Updated: Jun 23
America has an extremism problem.
I’m not talking about the religious extremism that attempts to inflict terror upon the world, although it could be argued that it plays a role. But the specific problem in America that concerns me is the political extremism to which we have blindly drifted as a society as gently nudged by social media.
The American governance system is rooted in balance, collaboration, and, when necessary, compromise. It was created to strike a balance between the state and the people, the haves and the have-nots, and the urban and the rural.
That balance has been dismantled by the capitalistic powers behind social media. It wasn’t necessarily their intent, but it is clearly a byproduct of the way social media sites are engineered.
The corporate giants in social media do not have a political agenda, regardless of what your neighbor, your uncle, or any other conspiracy theorist in your circle says. Their agenda is strictly capitalistic, and the way they achieve that agenda is by weaving polarizing political information into your feed between the dinner pics and cat videos. That keeps you glued to their site for more hours of the day, to which they sell to their advertisers.

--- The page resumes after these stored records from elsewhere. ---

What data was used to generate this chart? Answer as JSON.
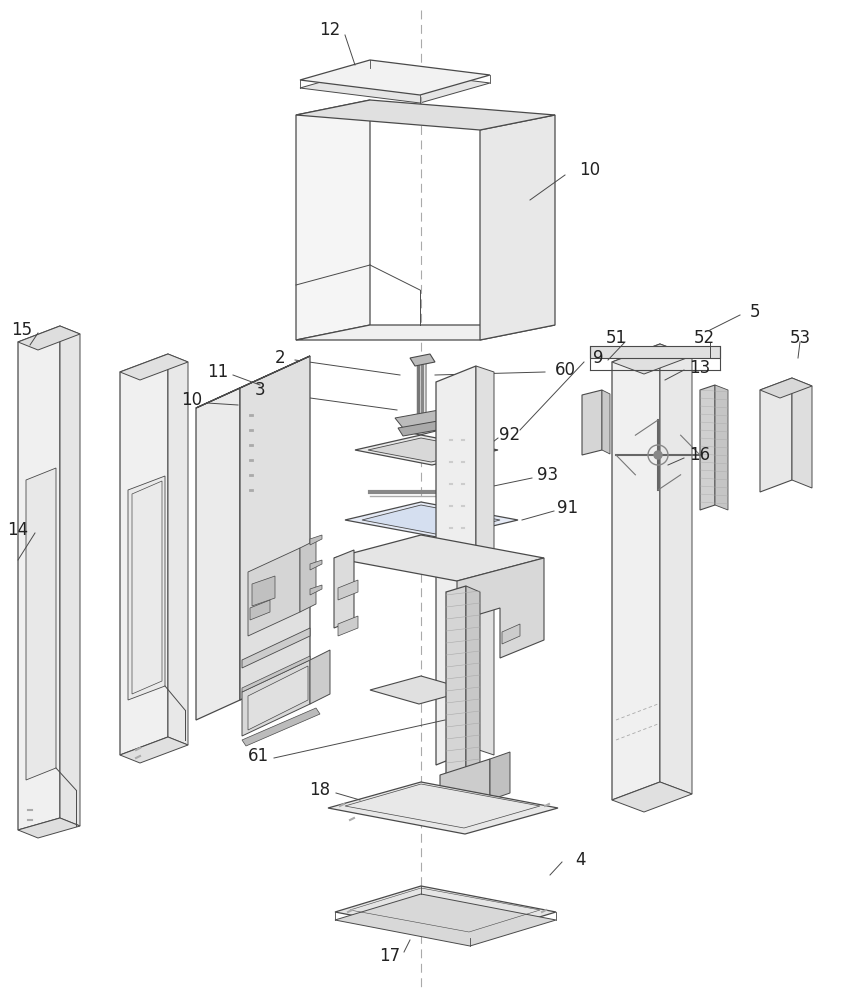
{
  "bg_color": "#ffffff",
  "line_color": "#4a4a4a",
  "fig_width": 8.42,
  "fig_height": 10.0,
  "dpi": 100
}
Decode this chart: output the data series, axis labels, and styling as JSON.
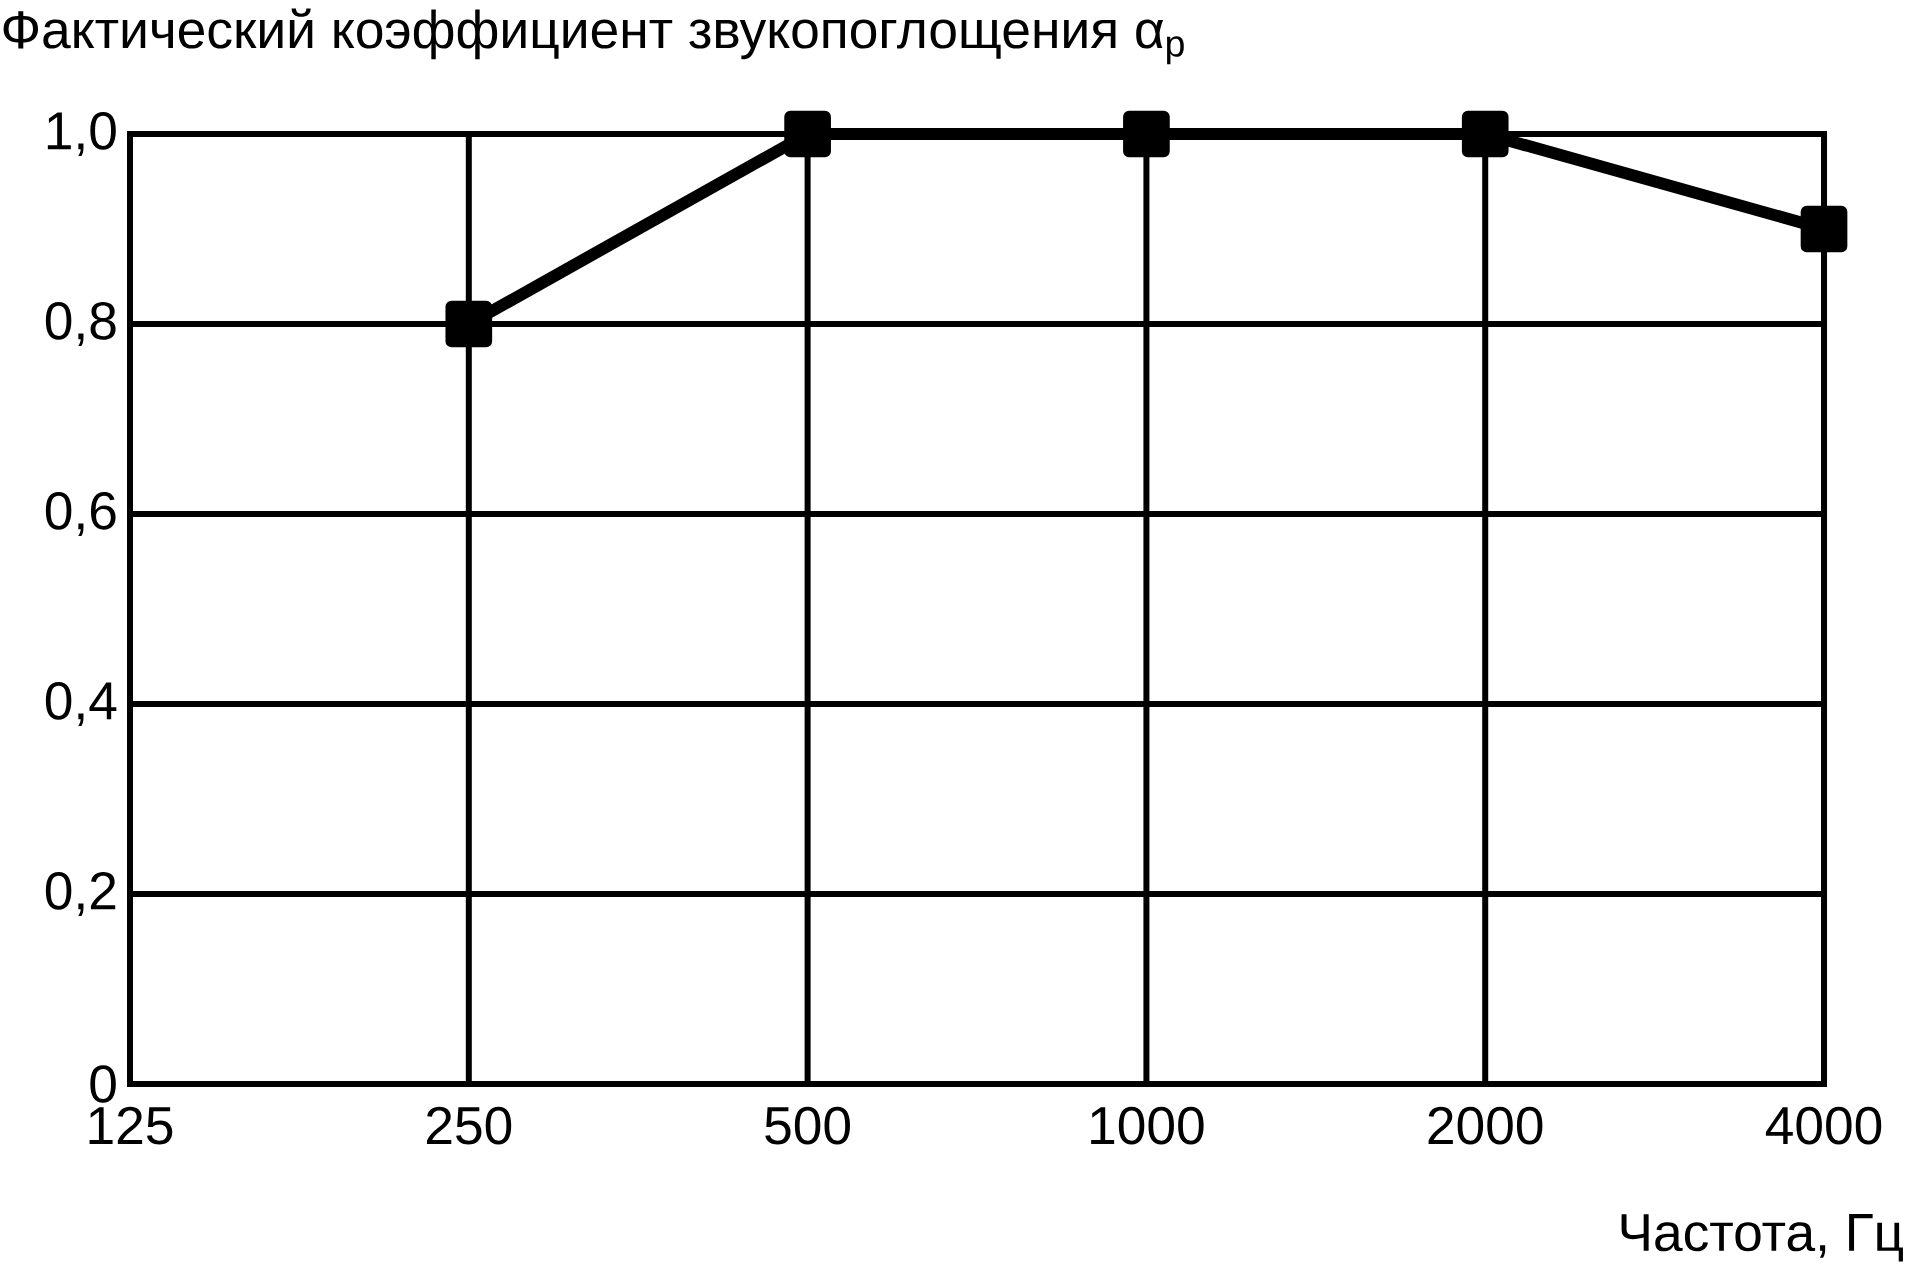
{
  "chart_data": {
    "type": "line",
    "title": "Фактический коэффициент звукопоглощения α$_{p}$",
    "xlabel": "Частота, Гц",
    "categories": [
      "125",
      "250",
      "500",
      "1000",
      "2000",
      "4000"
    ],
    "series": [
      {
        "color": "#000000",
        "values": [
          null,
          0.8,
          1.0,
          1.0,
          1.0,
          0.9
        ]
      }
    ],
    "ylim": [
      0,
      1
    ],
    "yticks": [
      0,
      {
        "value": 0.2,
        "label": "0,2"
      },
      {
        "value": 0.4,
        "label": "0,4"
      },
      {
        "value": 0.6,
        "label": "0,6"
      },
      {
        "value": 0.8,
        "label": "0,8"
      },
      {
        "value": 1.0,
        "label": "1,0"
      }
    ],
    "grid": true,
    "marker": "square",
    "line_style": "solid"
  }
}
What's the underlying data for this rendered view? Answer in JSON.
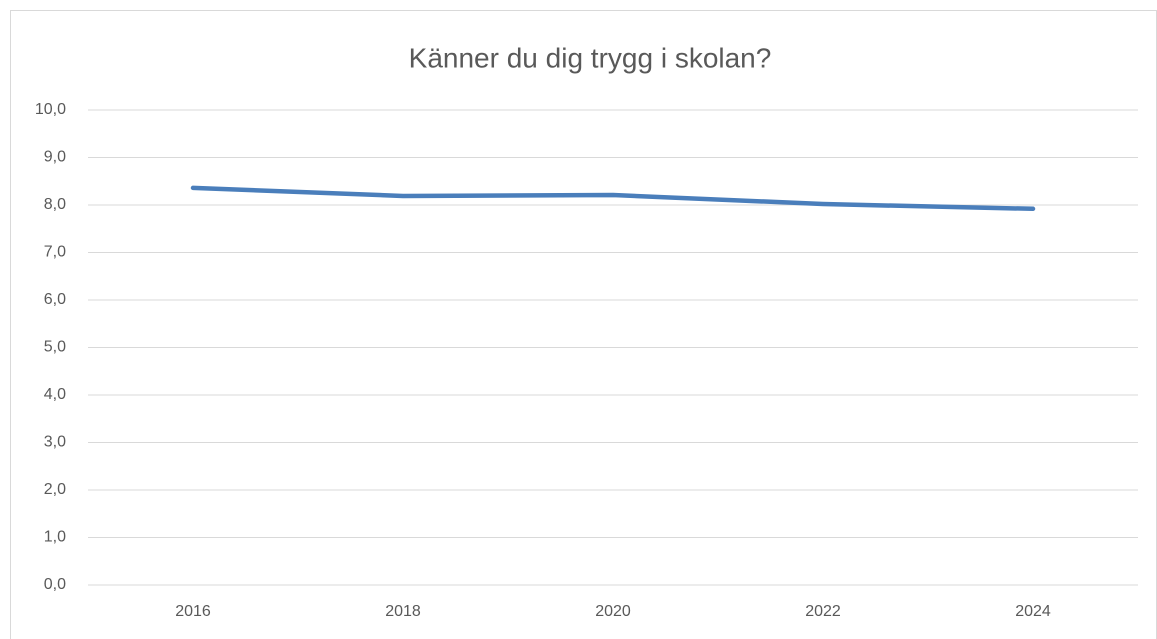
{
  "chart_data": {
    "type": "line",
    "title": "Känner du dig trygg i skolan?",
    "categories": [
      "2016",
      "2018",
      "2020",
      "2022",
      "2024"
    ],
    "series": [
      {
        "name": "Känner du dig trygg i skolan?",
        "color": "#4a7ebb",
        "values": [
          8.36,
          8.19,
          8.21,
          8.02,
          7.92
        ]
      }
    ],
    "ylim": [
      0,
      10
    ],
    "yticks": [
      {
        "value": 0,
        "label": "0,0"
      },
      {
        "value": 1,
        "label": "1,0"
      },
      {
        "value": 2,
        "label": "2,0"
      },
      {
        "value": 3,
        "label": "3,0"
      },
      {
        "value": 4,
        "label": "4,0"
      },
      {
        "value": 5,
        "label": "5,0"
      },
      {
        "value": 6,
        "label": "6,0"
      },
      {
        "value": 7,
        "label": "7,0"
      },
      {
        "value": 8,
        "label": "8,0"
      },
      {
        "value": 9,
        "label": "9,0"
      },
      {
        "value": 10,
        "label": "10,0"
      }
    ],
    "grid": true
  }
}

There is ample research and evidence confirming this is exactly what happens. It’s even fairly well-publicized by this point, and yet the public still flocks to these online watering holes with an increasing frequency, thereby becoming more polarized toward their particular side. It doesn’t take long before they have been pushed to the extreme.
These people stand out online. Their whole online presence becomes about joining the fight for their side, causing the cycle to continue and only get worse. They deliberately enter echo chambers, finding solace in others who share their ideals and have fallen victim to the same fate while simultaneously “unfriending” anyone with whom they disagree. And when they do encounter those conflicting opinions, they engage in online battle in a way few would do in person.
The results can be seen throughout the landscape of today’s political system. No longer are centrist candidates heralded for their ability to build consensus. Today candidates are rewarded for adopting an “us against them” approach, and the result is that progress is either nonexistent, or pushed through without a viable plan when one side has its short-lived majority.
I don’t have a solution for America’s extremism problem, but for me personally, I have a two-step approach to avoiding the trap. Disconnect, and keep an open mind.